Quote:
Originally Posted by napoleon solo Common sense should tell you there's a balloon payment at the end of the lease unless you paid it all up front in the form of a down payment........After all it is a Lease----Purchase, but you can't purchase it if you still owe money on it can you? Why do you think the Lessor always ends up getting the truck back and not the Lessee? Why do you think those older trucks you just mentioned are still with the Company to put other drivers in them? Why didn't the drivers who leased them purchase them for $1.00? It's not rocket science once you take your head out of your 'fertilizer'.......  |
Why don't you call JCT and talk to them and have them explain it to you? A lease purchase can be written anyway the company wants to write it. If the company decides they want to write the cost of the equipment into the lease and have the driver pay it down over the months of the lease and only owe a dollar at the end, it can be done. AND it is done more than you would care to admit. Not just in trucking but in other areas as well. YES the norm is to keep the lease payments lower and then have a balloon at the end. Then again, most leases are written for shorter terms (it's an accounting principle). The normal idea of a lease is one of two things. Lease long term, trading vehicles and actually never owning them. Many people do this with cars. Lease a car for a couple of years and then "trade" it for a new lease car. You can visit your local dealership and they will be happy to explain this process to you. The second is to make the initial payments lower, establishing a person's credit and then allowing the person to refinance in a year or two oreven at the end of the lease if they choose.

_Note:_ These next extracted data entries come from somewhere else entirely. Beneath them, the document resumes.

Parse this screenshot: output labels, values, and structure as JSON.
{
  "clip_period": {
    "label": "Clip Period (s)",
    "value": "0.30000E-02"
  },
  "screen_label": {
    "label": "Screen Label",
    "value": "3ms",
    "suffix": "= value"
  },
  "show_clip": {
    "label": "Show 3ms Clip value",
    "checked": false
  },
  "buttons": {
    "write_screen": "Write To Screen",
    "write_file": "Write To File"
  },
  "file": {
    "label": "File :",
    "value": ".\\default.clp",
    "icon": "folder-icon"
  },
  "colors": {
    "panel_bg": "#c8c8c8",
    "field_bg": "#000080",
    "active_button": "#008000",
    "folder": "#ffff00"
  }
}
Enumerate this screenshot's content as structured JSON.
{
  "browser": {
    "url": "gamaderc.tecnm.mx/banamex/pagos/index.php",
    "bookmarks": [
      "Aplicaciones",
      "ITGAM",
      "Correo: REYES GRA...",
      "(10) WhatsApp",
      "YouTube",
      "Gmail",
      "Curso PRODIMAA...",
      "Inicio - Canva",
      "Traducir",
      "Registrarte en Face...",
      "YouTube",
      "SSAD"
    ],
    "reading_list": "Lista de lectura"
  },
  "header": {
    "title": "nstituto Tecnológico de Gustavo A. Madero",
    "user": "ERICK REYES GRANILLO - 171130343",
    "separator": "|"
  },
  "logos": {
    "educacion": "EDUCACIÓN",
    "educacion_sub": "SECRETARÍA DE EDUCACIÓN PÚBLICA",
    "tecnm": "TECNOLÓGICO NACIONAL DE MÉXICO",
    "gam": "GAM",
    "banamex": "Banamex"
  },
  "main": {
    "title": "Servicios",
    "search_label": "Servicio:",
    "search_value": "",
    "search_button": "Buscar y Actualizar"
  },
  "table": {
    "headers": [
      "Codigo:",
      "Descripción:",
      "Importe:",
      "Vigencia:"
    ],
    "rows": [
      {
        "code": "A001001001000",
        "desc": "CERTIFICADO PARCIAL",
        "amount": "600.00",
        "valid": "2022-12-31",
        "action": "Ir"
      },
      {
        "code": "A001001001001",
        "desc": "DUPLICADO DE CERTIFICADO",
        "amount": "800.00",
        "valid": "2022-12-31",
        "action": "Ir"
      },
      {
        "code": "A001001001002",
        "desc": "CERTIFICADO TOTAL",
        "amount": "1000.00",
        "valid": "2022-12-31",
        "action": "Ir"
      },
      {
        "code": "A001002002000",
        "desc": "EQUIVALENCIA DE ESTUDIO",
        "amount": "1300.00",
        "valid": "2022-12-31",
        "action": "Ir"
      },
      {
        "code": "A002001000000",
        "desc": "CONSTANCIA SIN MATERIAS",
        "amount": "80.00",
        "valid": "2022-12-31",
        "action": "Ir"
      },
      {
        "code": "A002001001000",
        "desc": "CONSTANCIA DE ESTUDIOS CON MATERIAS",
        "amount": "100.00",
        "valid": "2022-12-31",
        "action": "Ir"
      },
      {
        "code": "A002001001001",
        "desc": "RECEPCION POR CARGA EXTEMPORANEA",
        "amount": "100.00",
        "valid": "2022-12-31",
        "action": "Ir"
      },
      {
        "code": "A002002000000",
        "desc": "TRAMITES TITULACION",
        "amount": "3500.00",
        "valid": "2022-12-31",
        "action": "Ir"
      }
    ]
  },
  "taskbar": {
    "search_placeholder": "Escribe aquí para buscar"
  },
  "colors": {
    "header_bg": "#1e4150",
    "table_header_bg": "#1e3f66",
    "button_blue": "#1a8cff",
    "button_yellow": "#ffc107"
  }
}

Vehicle leases are designed to move more vehicles and the only way to do that is to qualify more people for a lease. Why do you think all the lease plans you read about in this industry say, "No Credit Check"? They could care less about your credit. You are making their vehicle payment for them and if you bomb, they will move that vehicle to someone else. If you make it, then, yes, in most cases, they will have you pay a balloon to refinance at the end of the lease because you have not been paying what a full, normal payment would have been for that vehicle.
In JCT's case, he has apparently decided that he wants to help people get into a truck and wants to build company loyalty. IF the driver is willing to work at it and run the lease as a business and they make it to the end of the lease, he would rather have them choose to stay with JCT with that truck so he has designed it so they just give him a dollar and the truck is theirs. He is banking that, as a result, they will choose to stay rather then take it to another carrier.
I would venture to say that the trucks that are older that he re-leases to newer drivers at a lower payment rate come from those who either didn't make it because they were not running it like a business or they decided JCT or reefer freight was not for them.
You see, I may only have one year holding the steering wheel of a truck but I have over 30 years of business experience. Holding the wheel of a truck for 21 years does not make one an expert in the business side of the trucking industry, it just means you can probably back better than I can at this point.
JCT has been advertising this lease for several years. I would tend to think that, if people had gotten to the end of the lease and walked into Mr. Christner's office with the $1.00 bill and were given a notice of balloon payment rather than the title of for the truck they had paid on for 5 years, he would have been successfully sued at least once or twice and would currently be under a cease and desist order and could not advertise that deal any longer.